Oregon Employment Department officials told the Senate Interim Committee on Monday that a recent IRS revenue ruling changes how Paid Leave Oregon must treat employer‑funded portions of medical leave benefits for federal tax purposes and that the department recommends an accounting method to comply without imposing new payroll‑tax burdens on employers or claimants.
Acting Paid Leave Oregon Director Juan Serratos explained that the IRS ruling requires amounts funded by employer contributions that pay medical leave to be treated as wages for payroll‑tax purposes and reported on a W‑2 rather than the program’s prior 1099‑style reporting. "Employers could owe taxes on benefits they did not issue. Claimants could receive lower take‑home benefits because they will also need to pay taxes on those benefits," Serratos said, summarizing the potential consequences.
The department presented two compliance paths. The payroll‑tax method would continue to fund medical benefits with employer contributions but would require collecting and remitting payroll taxes and a substantial system rewrite; the department estimated roughly $5.6 million in one‑time administrative setup costs and roughly $20 million annually in ongoing tax liabilities under that approach. The accounting method would instead tag contributions by source (employee vs. employer) and pay medical benefits from funds identified as employee contributions, avoiding employer payroll taxes and claimant tax hits if employee‑contribution balances suffice.
Serratos told the committee that employee contributions currently account for about 60 percent of program revenue while medical claims represent about 54 percent of costs, and that modeling suggests the accounting method would have sufficient employee‑sourced balances to pay medical leave without creating additional tax liabilities.
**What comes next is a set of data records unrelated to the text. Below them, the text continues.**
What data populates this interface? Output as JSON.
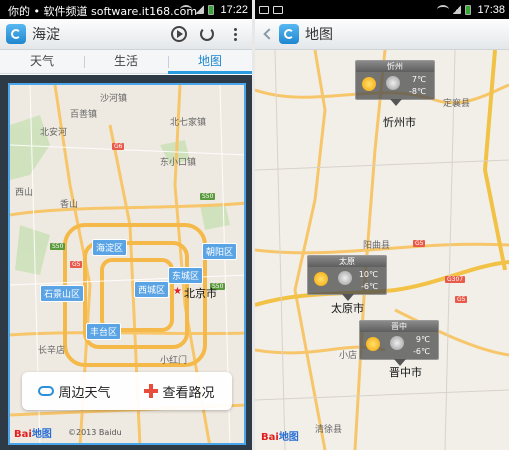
{
  "left_phone": {
    "status": {
      "time": "17:22",
      "watermark": "你的 • 软件频道 software.it168.com"
    },
    "header": {
      "title": "海淀"
    },
    "tabs": [
      {
        "label": "天气"
      },
      {
        "label": "生活"
      },
      {
        "label": "地图"
      }
    ],
    "active_tab": "地图",
    "map": {
      "districts": [
        {
          "name": "海淀区"
        },
        {
          "name": "朝阳区"
        },
        {
          "name": "东城区"
        },
        {
          "name": "西城区"
        },
        {
          "name": "石景山区"
        },
        {
          "name": "丰台区"
        }
      ],
      "city": "北京市",
      "places": [
        "沙河镇",
        "东小口镇",
        "北七家镇",
        "北安河",
        "西山",
        "长辛店",
        "小红门",
        "香山",
        "百善镇"
      ],
      "road_labels": [
        "G6",
        "S50",
        "S50",
        "G5",
        "S50"
      ],
      "copyright": "©2013 Baidu"
    },
    "bottom_buttons": {
      "nearby_weather": "周边天气",
      "traffic": "查看路况"
    },
    "logo": {
      "bai": "Bai",
      "du": "地图"
    }
  },
  "right_phone": {
    "status": {
      "time": "17:38"
    },
    "header": {
      "title": "地图"
    },
    "weather_pins": [
      {
        "city": "忻州",
        "high": "7℃",
        "low": "-8℃",
        "label": "忻州市"
      },
      {
        "city": "太原",
        "high": "10℃",
        "low": "-6℃",
        "label": "太原市"
      },
      {
        "city": "晋中",
        "high": "9℃",
        "low": "-6℃",
        "label": "晋中市"
      }
    ],
    "places": [
      "定襄县",
      "阳曲县",
      "清徐县",
      "小店"
    ],
    "road_labels": [
      "G5",
      "G307",
      "G5"
    ],
    "logo": {
      "bai": "Bai",
      "du": "地图"
    }
  }
}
The department said it coordinated with the Oregon Department of Justice and with other states pursuing similar approaches, and that it has asked the IRS for an implementation extension to Jan. 1, 2027.
OED Director Andrew Stolfi said the accounting method requires a small statutory change in the 2026 session to allow the agency to allocate trust‑fund contributions by source and leave type, modest accounting and limited system programming changes, and administrative rules changes. The department and its advisory committee favor the accounting method as the path that protects claimants and employers while keeping program service quality intact.
The committee did not take formal action. Staff indicated they will bring draft statutory language for committee consideration and, if stakeholders reach agreement, pursue a committee bill in the short session.